AWS et Orange Business Services s’unissent

De leur côté, AWS et Orange se rapprochent en 2020 pour proposer de nouveaux services Cloud chez Orange Business Services. Ils souhaitent également développer un centre d’excellence Cloud dédié à l’infrastructure d’AWS.

Les acteurs français du Cloud (OVHCloud, Outscale…) proposent des services aux entreprises désireuses de s’émanciper du Cloud Act.

Ces solutions sont néanmoins plus restreintes en terme de services comparées aux offres américaines. Certains services à forte valeur ajoutée (Data Analytics, offres PaaS, FaaS ou SaaS) seront limités chez les fournisseurs français ; les hyperscalers américains conservant leur avance dans ces domaines.

Une première étape vers la souveraineté

Ces projets de partenariats mettent en évidence le fait que le savoir-faire des grands acteurs américains du Cloud reste incontournables pour offrir le niveau de services et de performances attendus par le marché.

Malgré ces alliances,  seuls les acteurs américains auront la propriété intellectuelle du Cloud. Les Français auront juste à piloter les solutions américaines, sans pour autant gagner en maîtrise technologique.

Les solutions d’hébergement proposées par ces partenariats assurent donc la souveraineté de la donnée aux clients. L’exploitation et les datacenters sont en effet gérées par des entreprises françaises. Toutefois, ces initiatives n’assurent pas la souveraineté technologique du Cloud.  Les technologies mobilisées sont la propriété exclusive des hyperscalers américains.

Des stratégies viables en attendant un cloud souverain

Les offres de Cloud souverain ne sont pas matures aujourd’hui. Quelques acteurs européens proposent des offres qui ne procurent pas encore une couverture complète de services. Des solutions se dessinent avec l’arrivée du « Cloud de confiance ».
En attendant la disponibilité de ces nouvelles offres, différentes stratégies sont envisageables :

  • La mise en place de Clouds privés où les données sensibles seront hébergées et traitées On-Premise
  • Un modèle hybride, combinant Cloud privé et Cloud public où les applications sensibles resteront On-Premise.

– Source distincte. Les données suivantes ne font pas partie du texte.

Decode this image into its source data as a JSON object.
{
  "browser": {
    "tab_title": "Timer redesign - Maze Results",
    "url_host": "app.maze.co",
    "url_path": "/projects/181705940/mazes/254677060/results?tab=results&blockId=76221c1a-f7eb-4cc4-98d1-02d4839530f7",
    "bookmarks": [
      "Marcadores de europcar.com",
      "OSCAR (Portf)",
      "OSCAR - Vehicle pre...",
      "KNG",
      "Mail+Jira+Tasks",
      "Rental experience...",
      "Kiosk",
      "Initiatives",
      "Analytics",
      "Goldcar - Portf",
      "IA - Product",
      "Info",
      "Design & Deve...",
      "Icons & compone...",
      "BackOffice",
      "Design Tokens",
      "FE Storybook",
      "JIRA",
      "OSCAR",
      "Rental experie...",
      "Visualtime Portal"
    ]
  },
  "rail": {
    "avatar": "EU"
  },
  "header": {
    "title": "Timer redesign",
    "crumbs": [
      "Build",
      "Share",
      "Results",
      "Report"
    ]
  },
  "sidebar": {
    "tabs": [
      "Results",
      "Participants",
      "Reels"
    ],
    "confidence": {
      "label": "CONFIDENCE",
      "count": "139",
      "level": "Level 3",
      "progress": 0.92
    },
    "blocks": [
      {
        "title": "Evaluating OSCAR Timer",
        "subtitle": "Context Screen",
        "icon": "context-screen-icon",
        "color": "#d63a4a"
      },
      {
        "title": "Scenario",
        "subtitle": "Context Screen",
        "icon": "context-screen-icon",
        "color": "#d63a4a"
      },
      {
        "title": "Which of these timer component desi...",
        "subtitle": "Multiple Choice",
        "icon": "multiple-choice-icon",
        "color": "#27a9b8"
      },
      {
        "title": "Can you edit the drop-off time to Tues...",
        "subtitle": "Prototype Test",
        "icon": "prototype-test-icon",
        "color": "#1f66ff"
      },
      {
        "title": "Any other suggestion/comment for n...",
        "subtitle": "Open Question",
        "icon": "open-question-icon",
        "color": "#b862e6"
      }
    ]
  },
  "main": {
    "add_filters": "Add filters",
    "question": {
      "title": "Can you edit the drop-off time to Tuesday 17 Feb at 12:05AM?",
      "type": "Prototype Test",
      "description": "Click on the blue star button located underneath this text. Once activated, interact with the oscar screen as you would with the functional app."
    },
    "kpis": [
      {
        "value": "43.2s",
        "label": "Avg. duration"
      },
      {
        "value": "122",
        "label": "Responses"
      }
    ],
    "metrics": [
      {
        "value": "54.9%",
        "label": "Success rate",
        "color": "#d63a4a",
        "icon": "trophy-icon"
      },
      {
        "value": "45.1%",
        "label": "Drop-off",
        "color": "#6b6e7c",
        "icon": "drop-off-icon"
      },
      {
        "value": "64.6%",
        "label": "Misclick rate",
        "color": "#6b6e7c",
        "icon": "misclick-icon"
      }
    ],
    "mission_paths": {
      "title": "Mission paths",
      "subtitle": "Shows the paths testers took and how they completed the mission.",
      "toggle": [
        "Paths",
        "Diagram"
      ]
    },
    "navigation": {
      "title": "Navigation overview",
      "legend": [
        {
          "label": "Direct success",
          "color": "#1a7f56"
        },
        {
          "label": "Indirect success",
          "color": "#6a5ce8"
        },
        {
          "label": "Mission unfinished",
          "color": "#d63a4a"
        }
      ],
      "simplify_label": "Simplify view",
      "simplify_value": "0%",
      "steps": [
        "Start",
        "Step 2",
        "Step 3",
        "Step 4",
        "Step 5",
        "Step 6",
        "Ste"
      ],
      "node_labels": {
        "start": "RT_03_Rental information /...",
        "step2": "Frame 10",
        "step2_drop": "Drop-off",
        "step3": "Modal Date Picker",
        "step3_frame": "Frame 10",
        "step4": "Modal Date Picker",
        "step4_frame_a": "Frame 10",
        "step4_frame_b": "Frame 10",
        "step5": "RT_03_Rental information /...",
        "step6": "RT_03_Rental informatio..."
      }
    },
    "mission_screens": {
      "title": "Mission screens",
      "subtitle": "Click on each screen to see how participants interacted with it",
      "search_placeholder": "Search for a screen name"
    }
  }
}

Les autres applicatifs pourront être hébergés sur des Cloud français ou américains en fonction des besoins
  • Une approche multicloud, où l’on pourra mixer Clouds publics, français ou américains. Les applications peu sensibles et leurs données pourront être déployés sur les services des hyperscalers.

Ces stratégies doivent être étudiées en fonction du contexte et des enjeux de l’entreprise au risque d’être pris au piège d’une dépendance vis à vis d’un des acteurs du cloud : le vendor lock-in.